Beberapa kali saya juga mendapati cerita orang yang berani meningkatkan tahap hubungannya, dari pacaran ke level
pernikahan, meski saat pacaran si pasangannya ini kerap melakukan kekerasan, baik verbal maupun fisik. Sering kali ada harapan saat menikah, hal-hal yang buruk ini bisa berubah. Tapi apakah benar bisa begitu?
"Sifat pacar saat masih pacaran akan menetap meski sudah menikah. Artinya, lebih baik tidak berharap orang akan berubah. Jika sejak pacaran sudah melakukan kekerasan, kemungkinan besar akan berlanjut di
pernikahan" ujar psikolog klinis dewasa dari Psychological Service Centre and Laboratory Bina Nusantara University, Pingkan Rumondor.
Hmm, penjelasan Pingkan ini sesuai sih dengan curhatan Dylan Sada. "Saya adalah orang bodoh yang sedang jatuh cinta yang mengira bisa berubah. Saya terluka dan sangat patah hati, tapi saya berhasil menyembunyikan rasa sakit ini. Pelecehan verbal kepada saya adalah yang terburuk daripada pelecehan fisik, bekas luka dan memar hilang tapi rasa sakit di dalamnya berlangsung selamanya," tuturnya.
Nah, kekerasan fisik dan kekerasan lainnya baik psikologis maupun seksual dalam rumah tangga, kata Pingkan, bisa dilihat dari level individual, relasional, dan komunitas atau masyarakat. Dari level individual, ada faktor risiko orang menjadi pelaku kekerasan antara lain: menyaksikan orangtua melakukan kekerasan, pernah menjadi korban kekerasan di masa kecil, rendahnya level pendidikan juga sering kali berpengaruh, dan penyalahgunaan alkohol.

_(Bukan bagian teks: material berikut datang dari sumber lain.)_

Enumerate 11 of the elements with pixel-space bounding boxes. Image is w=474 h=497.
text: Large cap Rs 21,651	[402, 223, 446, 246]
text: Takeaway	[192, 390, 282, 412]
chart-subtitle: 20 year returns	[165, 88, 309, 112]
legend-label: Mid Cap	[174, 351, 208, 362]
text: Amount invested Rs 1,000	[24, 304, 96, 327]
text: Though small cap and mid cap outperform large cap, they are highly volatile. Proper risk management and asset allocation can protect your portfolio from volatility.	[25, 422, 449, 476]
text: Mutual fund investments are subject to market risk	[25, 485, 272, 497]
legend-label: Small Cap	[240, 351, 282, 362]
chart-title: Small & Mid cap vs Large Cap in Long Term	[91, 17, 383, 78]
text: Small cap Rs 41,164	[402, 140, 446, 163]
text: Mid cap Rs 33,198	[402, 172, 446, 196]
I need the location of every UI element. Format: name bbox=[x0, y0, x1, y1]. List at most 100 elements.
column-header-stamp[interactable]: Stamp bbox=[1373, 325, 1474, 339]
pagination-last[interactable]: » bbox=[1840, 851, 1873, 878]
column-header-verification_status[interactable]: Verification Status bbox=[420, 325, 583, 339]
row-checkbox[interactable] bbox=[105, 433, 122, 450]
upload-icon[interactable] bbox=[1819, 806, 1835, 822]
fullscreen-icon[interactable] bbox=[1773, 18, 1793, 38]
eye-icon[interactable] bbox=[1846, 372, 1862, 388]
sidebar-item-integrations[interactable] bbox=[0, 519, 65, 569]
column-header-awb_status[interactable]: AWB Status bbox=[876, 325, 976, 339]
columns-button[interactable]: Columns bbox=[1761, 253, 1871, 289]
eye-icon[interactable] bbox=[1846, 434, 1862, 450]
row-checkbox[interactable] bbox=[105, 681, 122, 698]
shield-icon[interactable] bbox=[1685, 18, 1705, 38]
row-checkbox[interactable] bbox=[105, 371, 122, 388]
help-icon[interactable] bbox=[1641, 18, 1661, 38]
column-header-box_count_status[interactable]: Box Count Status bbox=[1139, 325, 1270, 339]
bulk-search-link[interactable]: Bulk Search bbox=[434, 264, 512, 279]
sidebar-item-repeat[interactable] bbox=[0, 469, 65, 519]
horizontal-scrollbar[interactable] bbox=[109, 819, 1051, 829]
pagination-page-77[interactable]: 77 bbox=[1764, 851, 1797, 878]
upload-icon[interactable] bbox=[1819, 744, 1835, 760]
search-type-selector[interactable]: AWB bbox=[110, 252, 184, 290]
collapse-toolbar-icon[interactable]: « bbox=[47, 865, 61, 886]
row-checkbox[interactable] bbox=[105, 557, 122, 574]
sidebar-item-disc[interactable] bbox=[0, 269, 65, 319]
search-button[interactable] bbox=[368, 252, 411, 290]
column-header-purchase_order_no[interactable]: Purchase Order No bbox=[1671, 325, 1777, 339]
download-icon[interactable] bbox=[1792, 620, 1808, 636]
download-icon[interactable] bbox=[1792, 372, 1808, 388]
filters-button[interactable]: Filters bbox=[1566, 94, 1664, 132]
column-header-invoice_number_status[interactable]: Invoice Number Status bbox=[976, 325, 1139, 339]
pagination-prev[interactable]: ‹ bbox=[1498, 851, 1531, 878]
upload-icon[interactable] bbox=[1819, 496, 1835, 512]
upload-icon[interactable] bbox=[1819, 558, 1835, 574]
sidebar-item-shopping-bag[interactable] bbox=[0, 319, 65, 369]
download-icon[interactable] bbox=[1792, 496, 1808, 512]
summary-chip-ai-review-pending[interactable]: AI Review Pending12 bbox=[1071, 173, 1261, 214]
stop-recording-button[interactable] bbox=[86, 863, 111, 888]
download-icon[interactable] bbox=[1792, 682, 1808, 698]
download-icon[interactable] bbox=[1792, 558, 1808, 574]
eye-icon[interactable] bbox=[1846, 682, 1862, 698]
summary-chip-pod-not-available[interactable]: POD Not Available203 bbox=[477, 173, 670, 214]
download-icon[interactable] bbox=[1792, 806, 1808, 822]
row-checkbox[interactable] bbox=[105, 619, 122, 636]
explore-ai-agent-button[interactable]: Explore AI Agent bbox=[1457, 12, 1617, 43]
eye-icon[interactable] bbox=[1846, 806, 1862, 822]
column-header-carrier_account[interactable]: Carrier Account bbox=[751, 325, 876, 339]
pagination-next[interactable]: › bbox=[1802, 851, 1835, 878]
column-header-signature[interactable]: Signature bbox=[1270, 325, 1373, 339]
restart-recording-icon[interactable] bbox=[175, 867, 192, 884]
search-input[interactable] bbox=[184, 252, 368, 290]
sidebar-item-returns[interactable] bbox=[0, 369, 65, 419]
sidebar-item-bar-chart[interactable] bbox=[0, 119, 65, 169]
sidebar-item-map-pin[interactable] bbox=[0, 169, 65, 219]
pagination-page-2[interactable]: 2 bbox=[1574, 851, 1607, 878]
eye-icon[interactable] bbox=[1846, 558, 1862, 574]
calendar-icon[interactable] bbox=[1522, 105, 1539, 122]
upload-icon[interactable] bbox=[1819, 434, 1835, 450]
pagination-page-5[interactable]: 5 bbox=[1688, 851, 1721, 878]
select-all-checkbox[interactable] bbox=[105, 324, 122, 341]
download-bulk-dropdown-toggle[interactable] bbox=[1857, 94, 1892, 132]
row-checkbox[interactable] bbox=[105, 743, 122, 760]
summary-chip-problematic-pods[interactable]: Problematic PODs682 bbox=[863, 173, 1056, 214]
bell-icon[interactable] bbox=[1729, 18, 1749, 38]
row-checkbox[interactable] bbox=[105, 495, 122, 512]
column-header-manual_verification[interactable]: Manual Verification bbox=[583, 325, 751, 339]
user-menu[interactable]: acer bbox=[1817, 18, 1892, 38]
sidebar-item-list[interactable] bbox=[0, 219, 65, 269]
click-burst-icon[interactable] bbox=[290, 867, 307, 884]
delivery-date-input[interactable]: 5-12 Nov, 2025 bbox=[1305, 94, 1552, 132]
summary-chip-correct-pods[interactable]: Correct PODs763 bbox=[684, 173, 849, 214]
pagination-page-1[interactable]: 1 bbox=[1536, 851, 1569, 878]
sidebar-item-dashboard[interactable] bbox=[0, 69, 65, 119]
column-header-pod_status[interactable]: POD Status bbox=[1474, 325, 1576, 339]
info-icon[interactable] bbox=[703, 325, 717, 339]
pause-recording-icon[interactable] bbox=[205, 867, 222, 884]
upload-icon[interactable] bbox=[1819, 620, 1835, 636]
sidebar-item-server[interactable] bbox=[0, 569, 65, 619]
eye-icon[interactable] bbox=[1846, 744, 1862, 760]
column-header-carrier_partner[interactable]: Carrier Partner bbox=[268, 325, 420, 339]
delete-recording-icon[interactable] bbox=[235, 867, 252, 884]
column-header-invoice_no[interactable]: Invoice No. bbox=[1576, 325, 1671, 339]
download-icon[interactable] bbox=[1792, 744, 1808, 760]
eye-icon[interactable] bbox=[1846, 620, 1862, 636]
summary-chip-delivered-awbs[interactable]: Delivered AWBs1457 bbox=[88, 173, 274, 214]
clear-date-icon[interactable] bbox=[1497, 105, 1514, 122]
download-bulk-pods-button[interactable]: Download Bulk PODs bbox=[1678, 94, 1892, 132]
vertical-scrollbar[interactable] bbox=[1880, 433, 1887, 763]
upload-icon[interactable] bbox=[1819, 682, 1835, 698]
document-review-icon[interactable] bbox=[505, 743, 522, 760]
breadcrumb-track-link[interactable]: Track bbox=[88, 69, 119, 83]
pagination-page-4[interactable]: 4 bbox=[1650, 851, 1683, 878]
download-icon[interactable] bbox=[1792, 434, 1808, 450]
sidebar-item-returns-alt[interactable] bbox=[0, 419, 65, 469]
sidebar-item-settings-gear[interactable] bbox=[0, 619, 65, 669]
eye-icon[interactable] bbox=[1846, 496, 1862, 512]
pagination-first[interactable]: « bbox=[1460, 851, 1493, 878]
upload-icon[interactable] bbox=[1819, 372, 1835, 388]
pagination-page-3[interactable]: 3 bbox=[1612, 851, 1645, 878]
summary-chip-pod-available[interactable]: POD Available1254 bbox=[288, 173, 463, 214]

Ya, jika kekerasan menjadi 'norma' dalam keluarga atau lingkungan, maka nggak heran ya, Bun, kalau seseorang jadi gampang banget melakukan kekerasan dalam bentuk apapun. Soalnya bagi dia sudah dianggap biasa.
Sementara di level relasional, faktor risiko kekerasan dalam rumah tangga umumnya ada beberapa hal. Dituturkan Pingkan, setidaknya ada lima nih, Bun:
1. Konflik dalam hubungan
2. Ketidakpuasan dalam pernikahan
3. Ketidakseimbangan pendidikan, di mana salah satu memiliki pendidikan yang jauh lebih tinggi dari pasangannya, contohnya suami SD dan istri S1.
4. Tekanan ekonomi.
5. Ketidakseimbangan kekuasaan dalam hubungan.
Menurut Pingkan, ketidakseimbangan kekuasaan dalam hubungan inilah yang paling menonjol.
"Ketidakseimbangan kekuasaan dalam hubungan di mana salah satu pihak, biasanya laki-laki, dianggap lebih berkuasa, memegang keuangan, dan keputusan dalam keluarga," tambahnya.
Sedangkan di level komunitas atau masyarakat, sambung Pingkan, yang sering kali menyumbang kasus kekerasan dalam rumah tangga antara lain norma yang memandang gender secara tidak seimbang, misalnya dianggap wajar jika laki-laki lebih dominan. Selain itu kemiskinan dan penegakkan hukum yang kurang kuat.